Rep. David Dreier, one of the newly empowered Republicans in the House of Representatives, said Wednesday, "It's often been said that we don't have a revenue problem, we have a spending problem." Shortly thereafter, he and his colleagues took steps to make sure we will have both.
Despite all their talk about fiscal responsibility, the Republicans who took over the House of Representatives this week have opened the door to budget changes that will have a much more lasting impact on the federal deficit than the bailouts or stimulus measures they derided during the last two years. By changing the House rules for spending and revenue legislation, they have clearly indicated either that they are willing to put the pocketbooks of wealthy special interests ahead of the nation's fiscal stability or that they lack a third-grade understanding of arithmetic.
Under the Democrats, the House adopted "pay as you go" rules, which meant that any new spending or tax cut was supposed to be offset by cuts elsewhere in the budget or other new taxes. It wasn't perfect — Democrats could and did exempt measures from it as they saw fit — but at least as a concept, it made sense.
The Republican version of "pay as you go" is "cut as you go." GOP leaders say they were elected by people who don't want taxes raised, so they are eliminating that as an option for offsetting spending. All of it must come from budget cuts. That would make it hard enough to accomplish their stated goal of putting the nation on a path toward a balanced budget if not for the exemptions they've pre-authorized. New spending will be subject to the rule, but new tax cuts won't. That means they could extend the Bush tax cuts for the wealthy permanently and pretend that it will have no impact on the budget deficit.
The Republicans have also exempted a repeal of the health care reform bill from their rules because of the inconvenient truth that doing so would increase the size of the deficit by $230 billion, according to the nonpartisan Congressional Budget Office. Mr. Boehner has avoided this problem by declaring that he does not believe the CBO, a stance that opens the door to any sort of fiscal chicanery that politics requires.

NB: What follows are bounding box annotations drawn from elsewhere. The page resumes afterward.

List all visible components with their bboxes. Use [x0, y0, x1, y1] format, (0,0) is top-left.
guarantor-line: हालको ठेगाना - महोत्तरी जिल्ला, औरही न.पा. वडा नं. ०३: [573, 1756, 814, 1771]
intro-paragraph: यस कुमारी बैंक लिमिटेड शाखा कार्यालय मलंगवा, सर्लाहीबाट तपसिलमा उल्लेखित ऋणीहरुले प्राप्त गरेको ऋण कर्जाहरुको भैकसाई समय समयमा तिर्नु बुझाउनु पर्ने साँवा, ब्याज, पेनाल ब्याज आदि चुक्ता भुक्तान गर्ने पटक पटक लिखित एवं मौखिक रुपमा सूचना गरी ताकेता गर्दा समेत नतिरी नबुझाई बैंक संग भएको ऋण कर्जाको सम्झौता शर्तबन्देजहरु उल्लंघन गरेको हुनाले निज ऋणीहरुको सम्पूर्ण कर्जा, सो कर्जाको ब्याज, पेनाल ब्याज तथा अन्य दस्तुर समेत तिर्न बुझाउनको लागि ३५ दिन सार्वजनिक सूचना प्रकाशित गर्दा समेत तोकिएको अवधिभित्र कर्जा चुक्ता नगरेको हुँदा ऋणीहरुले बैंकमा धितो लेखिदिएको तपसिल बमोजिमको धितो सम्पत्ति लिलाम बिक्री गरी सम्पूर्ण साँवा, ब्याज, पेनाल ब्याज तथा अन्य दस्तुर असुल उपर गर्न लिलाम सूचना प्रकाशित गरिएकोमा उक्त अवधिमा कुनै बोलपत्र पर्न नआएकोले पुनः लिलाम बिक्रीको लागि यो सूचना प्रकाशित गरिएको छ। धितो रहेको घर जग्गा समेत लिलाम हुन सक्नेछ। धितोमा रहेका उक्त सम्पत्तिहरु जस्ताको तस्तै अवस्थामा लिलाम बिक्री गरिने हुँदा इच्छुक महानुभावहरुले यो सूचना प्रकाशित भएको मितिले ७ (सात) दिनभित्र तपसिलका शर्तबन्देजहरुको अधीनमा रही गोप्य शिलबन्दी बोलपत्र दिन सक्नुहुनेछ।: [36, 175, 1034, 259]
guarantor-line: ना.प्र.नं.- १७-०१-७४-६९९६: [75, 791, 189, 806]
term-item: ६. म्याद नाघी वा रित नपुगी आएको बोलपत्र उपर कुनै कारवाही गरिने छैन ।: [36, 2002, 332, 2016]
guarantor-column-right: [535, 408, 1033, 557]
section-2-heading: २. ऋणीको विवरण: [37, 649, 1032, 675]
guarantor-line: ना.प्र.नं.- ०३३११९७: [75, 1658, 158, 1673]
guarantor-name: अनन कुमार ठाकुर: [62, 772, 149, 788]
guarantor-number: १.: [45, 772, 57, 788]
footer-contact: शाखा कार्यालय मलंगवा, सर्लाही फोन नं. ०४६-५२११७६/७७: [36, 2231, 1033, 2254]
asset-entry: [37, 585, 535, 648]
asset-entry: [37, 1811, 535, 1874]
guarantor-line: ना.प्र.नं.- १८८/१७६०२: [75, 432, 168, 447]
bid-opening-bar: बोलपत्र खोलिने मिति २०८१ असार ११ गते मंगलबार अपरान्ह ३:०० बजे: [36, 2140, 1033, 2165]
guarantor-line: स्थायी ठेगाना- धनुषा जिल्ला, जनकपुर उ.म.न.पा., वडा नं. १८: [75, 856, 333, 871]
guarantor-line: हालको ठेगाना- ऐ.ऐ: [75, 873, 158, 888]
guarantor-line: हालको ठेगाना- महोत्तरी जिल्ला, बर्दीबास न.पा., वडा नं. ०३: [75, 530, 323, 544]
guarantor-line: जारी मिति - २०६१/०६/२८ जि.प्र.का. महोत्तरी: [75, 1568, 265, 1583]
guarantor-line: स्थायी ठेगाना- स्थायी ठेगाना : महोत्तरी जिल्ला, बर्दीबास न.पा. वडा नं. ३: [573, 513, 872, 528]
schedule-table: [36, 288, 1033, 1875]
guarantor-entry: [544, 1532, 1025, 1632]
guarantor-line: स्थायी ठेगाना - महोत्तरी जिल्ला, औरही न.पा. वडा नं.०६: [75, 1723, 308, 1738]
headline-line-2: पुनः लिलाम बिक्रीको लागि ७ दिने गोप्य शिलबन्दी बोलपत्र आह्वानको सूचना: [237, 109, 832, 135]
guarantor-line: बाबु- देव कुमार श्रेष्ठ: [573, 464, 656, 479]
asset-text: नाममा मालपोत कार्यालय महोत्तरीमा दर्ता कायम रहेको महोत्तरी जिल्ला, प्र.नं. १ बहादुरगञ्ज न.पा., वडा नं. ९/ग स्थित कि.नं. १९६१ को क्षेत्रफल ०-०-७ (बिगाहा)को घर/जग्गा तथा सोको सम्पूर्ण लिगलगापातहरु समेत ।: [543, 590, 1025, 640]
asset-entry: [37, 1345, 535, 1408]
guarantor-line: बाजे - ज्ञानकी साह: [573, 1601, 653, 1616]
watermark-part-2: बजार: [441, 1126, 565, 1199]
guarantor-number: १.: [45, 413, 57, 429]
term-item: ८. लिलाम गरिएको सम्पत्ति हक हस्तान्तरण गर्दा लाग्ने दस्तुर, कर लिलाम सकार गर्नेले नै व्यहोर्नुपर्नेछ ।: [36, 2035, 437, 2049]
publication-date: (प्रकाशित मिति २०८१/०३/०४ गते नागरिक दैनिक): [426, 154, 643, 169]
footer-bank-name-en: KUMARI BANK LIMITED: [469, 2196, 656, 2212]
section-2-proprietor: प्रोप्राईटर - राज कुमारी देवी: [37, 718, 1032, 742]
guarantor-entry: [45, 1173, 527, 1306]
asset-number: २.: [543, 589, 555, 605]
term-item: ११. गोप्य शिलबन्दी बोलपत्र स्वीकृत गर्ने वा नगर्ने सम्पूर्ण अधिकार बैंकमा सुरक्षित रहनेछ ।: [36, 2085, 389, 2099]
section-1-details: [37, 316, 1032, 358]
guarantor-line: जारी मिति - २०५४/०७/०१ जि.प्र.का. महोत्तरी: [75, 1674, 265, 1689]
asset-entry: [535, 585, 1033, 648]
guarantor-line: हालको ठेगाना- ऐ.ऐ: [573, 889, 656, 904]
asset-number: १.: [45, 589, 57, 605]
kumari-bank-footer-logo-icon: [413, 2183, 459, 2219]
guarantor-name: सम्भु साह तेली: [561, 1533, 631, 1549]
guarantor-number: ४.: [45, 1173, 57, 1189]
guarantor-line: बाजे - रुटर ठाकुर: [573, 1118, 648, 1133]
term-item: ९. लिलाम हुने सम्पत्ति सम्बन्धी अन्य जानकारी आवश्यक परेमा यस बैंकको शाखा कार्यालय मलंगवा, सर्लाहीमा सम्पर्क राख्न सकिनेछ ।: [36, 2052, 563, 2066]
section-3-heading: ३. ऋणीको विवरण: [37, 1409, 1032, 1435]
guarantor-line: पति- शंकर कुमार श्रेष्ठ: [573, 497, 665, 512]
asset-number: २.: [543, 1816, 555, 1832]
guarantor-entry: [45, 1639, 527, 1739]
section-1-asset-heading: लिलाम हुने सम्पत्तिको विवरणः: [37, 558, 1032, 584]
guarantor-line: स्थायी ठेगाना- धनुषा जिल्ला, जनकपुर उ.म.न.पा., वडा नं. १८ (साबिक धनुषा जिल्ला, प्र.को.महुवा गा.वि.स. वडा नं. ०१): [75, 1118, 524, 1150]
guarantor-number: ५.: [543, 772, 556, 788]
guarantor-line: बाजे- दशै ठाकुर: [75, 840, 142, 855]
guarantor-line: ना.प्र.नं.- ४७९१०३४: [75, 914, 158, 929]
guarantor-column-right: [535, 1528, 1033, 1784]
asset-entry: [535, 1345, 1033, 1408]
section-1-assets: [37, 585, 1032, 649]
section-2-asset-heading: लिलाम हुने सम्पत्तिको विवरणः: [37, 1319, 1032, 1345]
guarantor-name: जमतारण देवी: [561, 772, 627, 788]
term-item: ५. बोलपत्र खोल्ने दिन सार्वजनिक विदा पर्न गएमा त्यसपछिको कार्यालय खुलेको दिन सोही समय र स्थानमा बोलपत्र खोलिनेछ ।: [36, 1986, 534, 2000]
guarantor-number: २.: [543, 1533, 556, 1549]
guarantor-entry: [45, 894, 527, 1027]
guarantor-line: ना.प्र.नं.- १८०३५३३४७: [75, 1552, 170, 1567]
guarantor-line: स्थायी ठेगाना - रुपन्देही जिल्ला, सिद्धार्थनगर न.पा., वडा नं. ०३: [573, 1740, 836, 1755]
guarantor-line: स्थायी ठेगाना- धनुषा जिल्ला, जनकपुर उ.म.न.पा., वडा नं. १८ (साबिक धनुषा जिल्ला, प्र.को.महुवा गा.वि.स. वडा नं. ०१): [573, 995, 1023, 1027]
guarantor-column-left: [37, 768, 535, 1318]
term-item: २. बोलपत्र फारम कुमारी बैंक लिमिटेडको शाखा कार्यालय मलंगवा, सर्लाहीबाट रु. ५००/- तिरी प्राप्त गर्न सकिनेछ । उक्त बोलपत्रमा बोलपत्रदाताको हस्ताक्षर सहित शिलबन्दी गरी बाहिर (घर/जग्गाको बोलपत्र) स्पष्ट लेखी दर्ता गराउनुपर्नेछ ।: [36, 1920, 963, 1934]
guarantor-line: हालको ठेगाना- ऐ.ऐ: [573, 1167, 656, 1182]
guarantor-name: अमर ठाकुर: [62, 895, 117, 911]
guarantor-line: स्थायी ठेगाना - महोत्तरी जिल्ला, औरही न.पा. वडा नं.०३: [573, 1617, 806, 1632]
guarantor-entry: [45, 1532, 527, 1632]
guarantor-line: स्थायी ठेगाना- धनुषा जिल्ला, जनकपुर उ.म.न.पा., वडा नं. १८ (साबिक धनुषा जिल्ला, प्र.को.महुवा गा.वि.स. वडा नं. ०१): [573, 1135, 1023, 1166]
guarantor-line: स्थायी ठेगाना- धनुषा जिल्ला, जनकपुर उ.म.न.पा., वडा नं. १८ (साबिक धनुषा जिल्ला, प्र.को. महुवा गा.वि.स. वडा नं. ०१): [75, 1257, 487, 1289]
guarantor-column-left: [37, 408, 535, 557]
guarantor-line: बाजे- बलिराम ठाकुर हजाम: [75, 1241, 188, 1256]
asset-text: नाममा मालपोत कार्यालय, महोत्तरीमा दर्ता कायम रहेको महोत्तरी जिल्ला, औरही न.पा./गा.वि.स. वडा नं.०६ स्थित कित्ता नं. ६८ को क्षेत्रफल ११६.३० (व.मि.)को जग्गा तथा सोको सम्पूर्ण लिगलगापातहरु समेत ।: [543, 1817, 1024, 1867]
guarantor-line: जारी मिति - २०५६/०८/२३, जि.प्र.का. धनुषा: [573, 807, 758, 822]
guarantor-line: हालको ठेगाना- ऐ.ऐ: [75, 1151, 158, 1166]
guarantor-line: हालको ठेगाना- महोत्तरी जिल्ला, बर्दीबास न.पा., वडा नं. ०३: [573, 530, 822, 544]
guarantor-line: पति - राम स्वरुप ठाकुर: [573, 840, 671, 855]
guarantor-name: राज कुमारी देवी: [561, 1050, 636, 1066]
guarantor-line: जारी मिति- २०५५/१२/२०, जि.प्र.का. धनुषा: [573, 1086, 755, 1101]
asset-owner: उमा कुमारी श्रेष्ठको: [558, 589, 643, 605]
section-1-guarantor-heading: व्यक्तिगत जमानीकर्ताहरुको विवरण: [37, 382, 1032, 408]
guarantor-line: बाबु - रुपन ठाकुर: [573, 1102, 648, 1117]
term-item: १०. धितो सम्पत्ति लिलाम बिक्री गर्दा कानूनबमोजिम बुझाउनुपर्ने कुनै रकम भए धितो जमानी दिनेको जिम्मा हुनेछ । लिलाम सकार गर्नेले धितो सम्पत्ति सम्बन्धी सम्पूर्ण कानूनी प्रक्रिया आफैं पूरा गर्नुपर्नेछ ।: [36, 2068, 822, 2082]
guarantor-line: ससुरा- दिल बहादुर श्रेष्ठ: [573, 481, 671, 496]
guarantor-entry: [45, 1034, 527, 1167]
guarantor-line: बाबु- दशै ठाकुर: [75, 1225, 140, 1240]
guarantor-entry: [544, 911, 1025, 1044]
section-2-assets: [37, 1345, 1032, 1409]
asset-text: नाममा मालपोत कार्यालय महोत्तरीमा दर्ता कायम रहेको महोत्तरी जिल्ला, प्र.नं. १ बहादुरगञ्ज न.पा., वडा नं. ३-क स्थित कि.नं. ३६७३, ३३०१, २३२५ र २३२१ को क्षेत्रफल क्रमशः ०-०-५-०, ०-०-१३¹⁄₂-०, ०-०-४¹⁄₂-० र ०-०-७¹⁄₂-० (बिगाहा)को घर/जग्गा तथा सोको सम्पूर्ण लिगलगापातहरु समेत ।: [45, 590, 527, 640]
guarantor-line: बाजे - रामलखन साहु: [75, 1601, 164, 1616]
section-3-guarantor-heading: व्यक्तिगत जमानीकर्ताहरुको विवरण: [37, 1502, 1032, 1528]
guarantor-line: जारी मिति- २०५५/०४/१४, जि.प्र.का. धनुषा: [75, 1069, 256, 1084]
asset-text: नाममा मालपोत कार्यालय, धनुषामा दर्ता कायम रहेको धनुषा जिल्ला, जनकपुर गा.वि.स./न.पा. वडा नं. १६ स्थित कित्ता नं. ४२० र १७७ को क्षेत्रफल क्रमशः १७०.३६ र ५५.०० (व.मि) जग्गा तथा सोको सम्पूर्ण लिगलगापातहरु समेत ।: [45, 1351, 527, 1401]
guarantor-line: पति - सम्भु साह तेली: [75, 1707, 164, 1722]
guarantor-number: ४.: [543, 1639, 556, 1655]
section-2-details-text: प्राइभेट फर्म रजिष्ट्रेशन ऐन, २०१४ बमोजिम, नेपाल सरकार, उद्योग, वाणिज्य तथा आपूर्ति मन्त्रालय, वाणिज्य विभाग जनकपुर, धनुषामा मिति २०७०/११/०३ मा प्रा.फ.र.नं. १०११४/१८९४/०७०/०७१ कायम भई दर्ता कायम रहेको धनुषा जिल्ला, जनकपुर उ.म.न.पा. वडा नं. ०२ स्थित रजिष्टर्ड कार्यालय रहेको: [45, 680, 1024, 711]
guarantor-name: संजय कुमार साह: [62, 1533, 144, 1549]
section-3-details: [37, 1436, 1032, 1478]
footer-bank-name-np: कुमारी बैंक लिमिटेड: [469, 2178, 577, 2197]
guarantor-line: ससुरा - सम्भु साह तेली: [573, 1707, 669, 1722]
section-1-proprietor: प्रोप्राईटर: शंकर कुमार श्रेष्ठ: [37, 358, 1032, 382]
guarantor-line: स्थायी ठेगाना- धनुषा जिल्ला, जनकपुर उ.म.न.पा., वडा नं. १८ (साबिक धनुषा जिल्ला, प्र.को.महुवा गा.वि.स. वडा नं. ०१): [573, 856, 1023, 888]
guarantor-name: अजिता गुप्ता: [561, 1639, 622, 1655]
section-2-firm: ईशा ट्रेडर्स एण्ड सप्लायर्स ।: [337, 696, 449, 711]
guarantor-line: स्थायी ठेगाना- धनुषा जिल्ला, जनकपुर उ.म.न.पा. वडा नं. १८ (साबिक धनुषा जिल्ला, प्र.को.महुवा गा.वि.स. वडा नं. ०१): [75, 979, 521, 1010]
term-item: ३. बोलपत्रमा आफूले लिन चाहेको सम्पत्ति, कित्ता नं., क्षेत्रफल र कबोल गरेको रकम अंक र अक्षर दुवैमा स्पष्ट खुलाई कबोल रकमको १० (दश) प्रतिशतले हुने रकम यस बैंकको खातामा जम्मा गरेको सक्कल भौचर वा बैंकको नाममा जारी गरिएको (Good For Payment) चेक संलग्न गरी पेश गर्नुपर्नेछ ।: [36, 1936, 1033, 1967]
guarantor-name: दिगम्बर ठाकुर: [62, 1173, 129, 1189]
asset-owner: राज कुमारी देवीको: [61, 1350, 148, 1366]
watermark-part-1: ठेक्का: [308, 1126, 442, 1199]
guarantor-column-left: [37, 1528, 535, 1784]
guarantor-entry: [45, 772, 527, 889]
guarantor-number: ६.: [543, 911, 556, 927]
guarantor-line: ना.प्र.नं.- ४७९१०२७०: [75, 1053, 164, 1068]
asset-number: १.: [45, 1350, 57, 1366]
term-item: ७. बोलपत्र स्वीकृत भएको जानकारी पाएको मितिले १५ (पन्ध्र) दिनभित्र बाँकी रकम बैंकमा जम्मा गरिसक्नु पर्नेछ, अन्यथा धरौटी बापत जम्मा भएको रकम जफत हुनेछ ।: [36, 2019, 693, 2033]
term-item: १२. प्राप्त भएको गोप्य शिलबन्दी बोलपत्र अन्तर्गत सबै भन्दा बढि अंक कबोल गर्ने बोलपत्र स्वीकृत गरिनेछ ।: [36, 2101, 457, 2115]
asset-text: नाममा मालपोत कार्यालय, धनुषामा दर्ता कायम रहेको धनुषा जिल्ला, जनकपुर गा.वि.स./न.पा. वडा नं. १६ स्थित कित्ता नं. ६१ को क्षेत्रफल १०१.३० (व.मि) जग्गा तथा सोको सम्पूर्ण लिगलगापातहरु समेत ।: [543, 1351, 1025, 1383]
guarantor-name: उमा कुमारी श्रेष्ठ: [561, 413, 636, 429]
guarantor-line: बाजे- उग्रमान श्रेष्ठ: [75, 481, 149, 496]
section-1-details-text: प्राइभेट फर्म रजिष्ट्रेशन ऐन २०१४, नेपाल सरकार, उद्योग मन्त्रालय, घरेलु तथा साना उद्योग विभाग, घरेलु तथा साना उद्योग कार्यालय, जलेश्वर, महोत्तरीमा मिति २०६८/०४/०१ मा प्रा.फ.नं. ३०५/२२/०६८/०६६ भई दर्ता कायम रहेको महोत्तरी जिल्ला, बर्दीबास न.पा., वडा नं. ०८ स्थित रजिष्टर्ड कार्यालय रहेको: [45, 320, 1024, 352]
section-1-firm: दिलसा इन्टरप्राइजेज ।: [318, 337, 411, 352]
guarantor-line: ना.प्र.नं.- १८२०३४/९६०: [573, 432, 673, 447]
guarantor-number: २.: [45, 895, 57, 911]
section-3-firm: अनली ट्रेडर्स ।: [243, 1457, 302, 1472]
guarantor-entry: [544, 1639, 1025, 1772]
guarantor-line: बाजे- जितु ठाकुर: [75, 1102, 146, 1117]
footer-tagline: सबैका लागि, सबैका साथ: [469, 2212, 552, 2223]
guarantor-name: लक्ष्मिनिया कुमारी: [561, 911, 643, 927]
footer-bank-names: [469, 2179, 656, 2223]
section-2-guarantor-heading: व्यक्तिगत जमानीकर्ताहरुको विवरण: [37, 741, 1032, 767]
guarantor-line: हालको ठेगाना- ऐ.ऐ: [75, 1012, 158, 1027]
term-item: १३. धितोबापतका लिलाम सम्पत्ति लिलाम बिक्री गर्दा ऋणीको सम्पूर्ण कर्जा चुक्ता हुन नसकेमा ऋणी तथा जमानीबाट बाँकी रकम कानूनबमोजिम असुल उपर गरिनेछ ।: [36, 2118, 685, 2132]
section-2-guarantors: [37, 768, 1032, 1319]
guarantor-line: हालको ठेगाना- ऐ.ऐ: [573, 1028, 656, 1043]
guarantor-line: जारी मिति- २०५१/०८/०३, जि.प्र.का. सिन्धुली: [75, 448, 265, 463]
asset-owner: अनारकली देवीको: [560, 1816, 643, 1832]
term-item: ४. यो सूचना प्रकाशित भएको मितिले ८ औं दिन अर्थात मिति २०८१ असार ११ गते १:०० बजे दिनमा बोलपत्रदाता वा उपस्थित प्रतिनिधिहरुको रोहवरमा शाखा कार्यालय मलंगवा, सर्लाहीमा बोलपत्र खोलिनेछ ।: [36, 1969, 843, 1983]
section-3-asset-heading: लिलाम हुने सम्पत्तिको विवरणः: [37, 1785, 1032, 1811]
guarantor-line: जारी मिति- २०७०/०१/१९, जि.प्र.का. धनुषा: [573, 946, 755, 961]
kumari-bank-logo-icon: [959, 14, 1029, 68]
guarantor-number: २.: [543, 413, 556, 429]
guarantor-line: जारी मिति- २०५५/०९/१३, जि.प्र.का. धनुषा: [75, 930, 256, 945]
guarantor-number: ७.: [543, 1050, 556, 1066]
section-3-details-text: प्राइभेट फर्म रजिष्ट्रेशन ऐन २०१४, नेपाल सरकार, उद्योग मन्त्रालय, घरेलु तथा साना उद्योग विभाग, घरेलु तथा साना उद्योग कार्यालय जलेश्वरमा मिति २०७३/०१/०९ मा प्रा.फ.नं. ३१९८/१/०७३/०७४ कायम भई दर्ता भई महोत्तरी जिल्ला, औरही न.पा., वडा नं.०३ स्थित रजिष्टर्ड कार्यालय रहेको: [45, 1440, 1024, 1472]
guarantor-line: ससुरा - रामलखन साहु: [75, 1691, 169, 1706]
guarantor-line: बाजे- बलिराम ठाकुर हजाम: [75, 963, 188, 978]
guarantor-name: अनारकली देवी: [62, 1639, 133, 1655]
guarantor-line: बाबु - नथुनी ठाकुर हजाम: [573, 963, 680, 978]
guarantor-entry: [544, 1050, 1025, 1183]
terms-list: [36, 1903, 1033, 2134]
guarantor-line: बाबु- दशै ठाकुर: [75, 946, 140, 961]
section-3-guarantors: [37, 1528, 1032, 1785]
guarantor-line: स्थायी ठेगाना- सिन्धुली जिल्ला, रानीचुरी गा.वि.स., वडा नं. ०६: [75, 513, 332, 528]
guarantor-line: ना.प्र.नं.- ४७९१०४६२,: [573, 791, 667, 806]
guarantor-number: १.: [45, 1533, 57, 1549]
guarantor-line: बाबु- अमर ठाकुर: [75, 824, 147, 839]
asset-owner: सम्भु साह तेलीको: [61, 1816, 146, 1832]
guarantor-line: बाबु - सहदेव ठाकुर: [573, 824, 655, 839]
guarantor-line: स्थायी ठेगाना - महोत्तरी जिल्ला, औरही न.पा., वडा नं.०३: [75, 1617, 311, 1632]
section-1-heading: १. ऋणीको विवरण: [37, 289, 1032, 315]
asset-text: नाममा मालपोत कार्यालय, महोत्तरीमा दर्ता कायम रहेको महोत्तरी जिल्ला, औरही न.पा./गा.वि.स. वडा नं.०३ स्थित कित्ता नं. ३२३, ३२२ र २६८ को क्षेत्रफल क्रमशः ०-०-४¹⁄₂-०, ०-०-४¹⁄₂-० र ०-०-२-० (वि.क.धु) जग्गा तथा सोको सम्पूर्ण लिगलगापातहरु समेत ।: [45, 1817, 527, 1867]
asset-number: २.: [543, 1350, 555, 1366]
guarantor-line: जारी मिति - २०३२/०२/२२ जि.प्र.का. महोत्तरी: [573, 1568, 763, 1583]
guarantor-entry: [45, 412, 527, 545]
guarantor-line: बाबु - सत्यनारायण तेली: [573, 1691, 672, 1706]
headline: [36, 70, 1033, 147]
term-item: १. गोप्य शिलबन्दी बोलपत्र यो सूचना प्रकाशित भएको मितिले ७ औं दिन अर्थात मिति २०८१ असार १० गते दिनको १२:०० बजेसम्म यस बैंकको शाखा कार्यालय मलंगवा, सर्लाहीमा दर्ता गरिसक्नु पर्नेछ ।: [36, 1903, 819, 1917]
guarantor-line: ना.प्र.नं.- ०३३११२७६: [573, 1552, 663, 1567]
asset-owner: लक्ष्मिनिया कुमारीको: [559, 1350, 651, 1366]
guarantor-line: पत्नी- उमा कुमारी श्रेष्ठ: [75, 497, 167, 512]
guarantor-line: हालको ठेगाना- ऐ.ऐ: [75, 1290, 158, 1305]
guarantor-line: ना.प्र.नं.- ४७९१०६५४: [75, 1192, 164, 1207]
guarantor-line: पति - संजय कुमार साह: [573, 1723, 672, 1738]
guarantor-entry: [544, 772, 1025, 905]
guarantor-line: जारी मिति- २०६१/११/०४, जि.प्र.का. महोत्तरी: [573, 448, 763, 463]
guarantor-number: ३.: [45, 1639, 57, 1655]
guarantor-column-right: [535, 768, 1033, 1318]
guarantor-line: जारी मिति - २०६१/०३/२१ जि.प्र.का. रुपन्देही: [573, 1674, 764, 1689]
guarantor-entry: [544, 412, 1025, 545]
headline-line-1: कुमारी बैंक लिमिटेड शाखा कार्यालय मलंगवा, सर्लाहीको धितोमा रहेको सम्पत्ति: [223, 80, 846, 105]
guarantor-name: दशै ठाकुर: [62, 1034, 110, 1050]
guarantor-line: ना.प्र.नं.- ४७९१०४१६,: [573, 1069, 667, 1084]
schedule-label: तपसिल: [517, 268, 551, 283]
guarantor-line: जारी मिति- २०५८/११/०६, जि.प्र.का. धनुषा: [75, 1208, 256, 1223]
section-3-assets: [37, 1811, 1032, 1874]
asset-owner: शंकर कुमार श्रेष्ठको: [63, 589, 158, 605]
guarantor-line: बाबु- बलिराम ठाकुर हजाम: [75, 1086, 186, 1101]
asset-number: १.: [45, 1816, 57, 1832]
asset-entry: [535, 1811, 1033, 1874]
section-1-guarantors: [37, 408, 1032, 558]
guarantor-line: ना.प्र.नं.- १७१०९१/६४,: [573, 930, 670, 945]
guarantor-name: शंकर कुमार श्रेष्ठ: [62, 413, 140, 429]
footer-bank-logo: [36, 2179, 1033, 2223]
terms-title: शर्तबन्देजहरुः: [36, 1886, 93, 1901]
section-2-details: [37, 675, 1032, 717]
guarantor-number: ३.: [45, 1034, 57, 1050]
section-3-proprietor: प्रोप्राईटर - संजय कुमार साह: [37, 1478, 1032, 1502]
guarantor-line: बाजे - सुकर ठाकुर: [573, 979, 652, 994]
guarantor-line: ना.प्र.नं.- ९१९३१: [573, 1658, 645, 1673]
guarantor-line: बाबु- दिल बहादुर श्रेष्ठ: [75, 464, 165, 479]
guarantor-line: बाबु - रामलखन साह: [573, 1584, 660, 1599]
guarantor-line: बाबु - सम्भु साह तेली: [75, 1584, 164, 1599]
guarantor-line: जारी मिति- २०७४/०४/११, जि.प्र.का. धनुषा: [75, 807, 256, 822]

A further troubling sign is the rules Republicans have set for themselves on how they will go about cutting the budget. The GOP intends to take federal spending back to fiscal 2008 levels (that is, before President Barack Obama arrived on the scene), but they have said they will not cut defense, homeland security or veterans benefits. The result of that carve-out — mostly due to the size of the defense budget — means the possibility of massive cuts to other important priorities, such as health care and infrastructure spending. It's particularly curious given that the secretary of defense (himself a Republican appointee) at the same time proposed major cuts to a number of wasteful weapons projects and reductions in the number of troops, expected to save $78 billion over five years. If Republicans are so eager to cut, why don't they look where the money is?
The House Republicans' rules won't have a huge impact, of course, because they don't bind the Senate or the president. But they do put a damper on the likelihood of meaningful progress in the next two years on the nation's most daunting problems.
It's hard to recall that just a month ago, the nation appeared ready to have a serious conversation about the difficult choices it will take to balance the federal budget. The bipartisan support for the Bowles/Simpson plan to fix the nation's finances through a balanced program of cuts and taxes provided some optimism that Congress and the president might spend the next two years engaged in the meaningful business of shoring up Social Security and Medicare, simplifying the tax code and realigning spending with our priorities and ability to pay.
Instead, it looks like the House wants to return to the early days of the Bush administration, when Congress enacted massive tax cuts and authorized two wars without a care for how to pay for them. House Speaker John Boehner said Wednesday that Congress could no longer "kick the can down the road," but the moves he and his colleagues made on their first day in office will have just that effect.